Driving home from NJ, we stopped at the Clara Barton Memorial Rest Stop, which is clearly owned and operated by Cinnibon, to pee, and the fans blowing the scent of cinnamon were at full blast. (Note: I’m sure if Clara Barton were to come back to life and tour the NJ Turnpike, she’d be horrified to find out someone named some nasty turnpike piss pass and drop stop after her. “What the heck is this? This place is filthy! Get a mop, and take my damn name off that sign! Why did you name this crap after me? Susan B. Anthony got a damn dollar and all you could manage for me was filthy gas station restroom on the Turnpike?”) Anyway, we got back in the car, SOBUMD started driving down the road, and in about 10 minutes she was coughing. And coughing. And more coughing. Eventually I looked at her and asked if she wanted me to drive. Nods head. “Can you talk?” Shakes head. We switched drivers on the left shoulder of I-95, always fun, and I pulled us over at the next exit. She sat there sucking for air with an anaphylactic asthma attack until she could breathe enough to swallow a bit of water and get 3 Benadryl down. 2-3 more minutes and I’d’ve stuck her with the epi-pen. Got the rest of the way home by midnight; took her to the urgent care folks the next day, since she still couldn’t take a full breath, where they said “You don’t have an inhaler? Now you do; tape it to the epi-pen and carry both at all times.” So she’s back to breathing again.
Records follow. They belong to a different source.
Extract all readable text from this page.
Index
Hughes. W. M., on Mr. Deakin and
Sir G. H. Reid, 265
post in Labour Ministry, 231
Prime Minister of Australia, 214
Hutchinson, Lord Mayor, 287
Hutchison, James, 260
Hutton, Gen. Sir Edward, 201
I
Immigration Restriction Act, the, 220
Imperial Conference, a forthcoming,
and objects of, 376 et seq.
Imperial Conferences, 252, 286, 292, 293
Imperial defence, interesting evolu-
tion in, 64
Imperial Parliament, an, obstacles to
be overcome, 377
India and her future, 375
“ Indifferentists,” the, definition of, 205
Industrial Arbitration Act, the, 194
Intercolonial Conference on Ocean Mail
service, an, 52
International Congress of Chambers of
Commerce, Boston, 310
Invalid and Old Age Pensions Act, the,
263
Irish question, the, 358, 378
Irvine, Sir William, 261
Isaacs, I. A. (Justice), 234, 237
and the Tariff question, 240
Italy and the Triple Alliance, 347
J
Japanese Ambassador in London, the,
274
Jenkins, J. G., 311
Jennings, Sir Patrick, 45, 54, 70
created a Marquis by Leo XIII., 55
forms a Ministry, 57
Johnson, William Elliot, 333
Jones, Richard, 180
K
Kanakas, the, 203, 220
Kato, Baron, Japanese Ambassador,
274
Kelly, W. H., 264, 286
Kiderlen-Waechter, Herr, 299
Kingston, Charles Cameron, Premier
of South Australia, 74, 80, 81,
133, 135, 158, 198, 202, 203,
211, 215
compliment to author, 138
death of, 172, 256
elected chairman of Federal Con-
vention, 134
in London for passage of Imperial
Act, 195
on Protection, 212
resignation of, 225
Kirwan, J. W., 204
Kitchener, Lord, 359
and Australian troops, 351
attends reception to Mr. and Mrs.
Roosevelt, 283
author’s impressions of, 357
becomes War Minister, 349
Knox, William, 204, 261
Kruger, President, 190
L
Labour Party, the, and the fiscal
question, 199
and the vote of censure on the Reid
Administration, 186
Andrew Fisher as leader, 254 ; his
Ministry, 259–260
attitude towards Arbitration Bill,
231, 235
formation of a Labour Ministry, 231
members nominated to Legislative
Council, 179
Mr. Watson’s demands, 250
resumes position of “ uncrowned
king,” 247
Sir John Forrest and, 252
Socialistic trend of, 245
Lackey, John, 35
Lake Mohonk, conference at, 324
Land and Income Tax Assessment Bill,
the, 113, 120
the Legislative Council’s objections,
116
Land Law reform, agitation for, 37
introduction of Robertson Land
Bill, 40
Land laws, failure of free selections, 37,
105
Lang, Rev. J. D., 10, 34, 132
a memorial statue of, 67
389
All three kids were pretty much silent the rest of the way home – they were pretty freaked out at the thought that she might die there. I didn’t think she’d die, but I was unsure enough that I pulled us in front of a place called the “Country Pride Restaurant” instead of the Subway, which was next door. I figured if she *did* die, I wouldn’t want them reminded of it every time they passed a Subway. Too many of them. I told SOBUMD my thinking on this later; she laughed. She also gave me the finger, but at least she laughed.

As my aunt used to say, another Easter shot to hell.